I thought that I would share with you some of my little tricks of the business. All you need is a graph paper notebook, graph paper background, graph paper journal, or whatever they call it. I just call it “Graph Paper“.
I love being analytical in so many ways. I recently started focusing on my goals a lot more than than usual I suppose and well, I have come to the conclusion that to see results, one must be analytical about the situation. I guess I can blame my college education for getting me thinking in an analytical way, but I took it upon myself to apply it to my own life.
In order to see results, like I mentioned earlier, one must literally draw a graph from point A to point B. I think we all know how to draw a simple graph. Think of a time when you drove “x” amount of miles in your car…okay? Now, think about the amount of days in a month. Usually, most months are between 29 and 31 days. Hence, if you called the x-axis days and the y axis your odemeter reading from your car, then you would be able to plot a series of points throughout the month to reach what would appear to look like a line graph.
This rollercoaster of a line graph, essentially, shows you where or what days you are driving the most; because the increase -in odometer-can either be dramatic or mellow…right? The nice thing about a line graph is you can see where the line jumps-so-to-speak spuradically. The spuradic points tell you kind-of-sort-of what days you were doing something to cause that spuradic change.
These line graphs are very useful in my professional life as well as my personal life. I use these analytical graphs for the following reasons:
Pushup Counts per day
Sleep I get each day (so I don’t go over 9 hours)

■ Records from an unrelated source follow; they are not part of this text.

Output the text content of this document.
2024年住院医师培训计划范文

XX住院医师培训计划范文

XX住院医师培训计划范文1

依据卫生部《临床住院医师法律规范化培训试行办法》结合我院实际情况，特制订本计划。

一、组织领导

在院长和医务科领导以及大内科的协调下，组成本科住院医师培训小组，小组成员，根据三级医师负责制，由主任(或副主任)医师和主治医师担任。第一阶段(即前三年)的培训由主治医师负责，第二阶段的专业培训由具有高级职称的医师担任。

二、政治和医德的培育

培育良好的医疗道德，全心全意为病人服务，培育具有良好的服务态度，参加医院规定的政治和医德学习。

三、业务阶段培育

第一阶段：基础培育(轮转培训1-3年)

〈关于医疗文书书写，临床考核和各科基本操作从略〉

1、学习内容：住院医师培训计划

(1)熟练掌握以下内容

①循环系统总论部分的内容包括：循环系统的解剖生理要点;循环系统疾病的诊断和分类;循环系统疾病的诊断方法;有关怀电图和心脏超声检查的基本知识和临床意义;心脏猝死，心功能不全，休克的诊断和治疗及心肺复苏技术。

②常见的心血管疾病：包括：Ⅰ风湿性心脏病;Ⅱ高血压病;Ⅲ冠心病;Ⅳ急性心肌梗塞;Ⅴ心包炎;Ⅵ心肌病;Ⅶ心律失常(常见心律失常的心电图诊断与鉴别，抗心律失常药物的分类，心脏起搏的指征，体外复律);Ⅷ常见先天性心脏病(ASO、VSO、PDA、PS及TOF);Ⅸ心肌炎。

Steps I take each day (too be greater than 10,000 steps)
Data usuage that I use on my phone
Amount of studying I do per day
etc. etc. etc.
You can probably guess that there is something in common with all of these graphs. Yes! They ALL HAVE NUMBERS associated with the goal. Now you are getting it. That right there is the secret to my success at such an early age. I measure just about everything from the amount of time it takes me to finish a meal, to the distance I travel in my car. I track the amount of time for virutally everything you can think of. Why though? Well, because I understand the importance of goals and accountability. Also, I understand that one simple claim…”What gets measured, gets managed” or “What gets measured, gets done”. How ever you want to look at it the point is clear: Measuring goals improves performance.
You too can begin to start analyizing your day to day goals!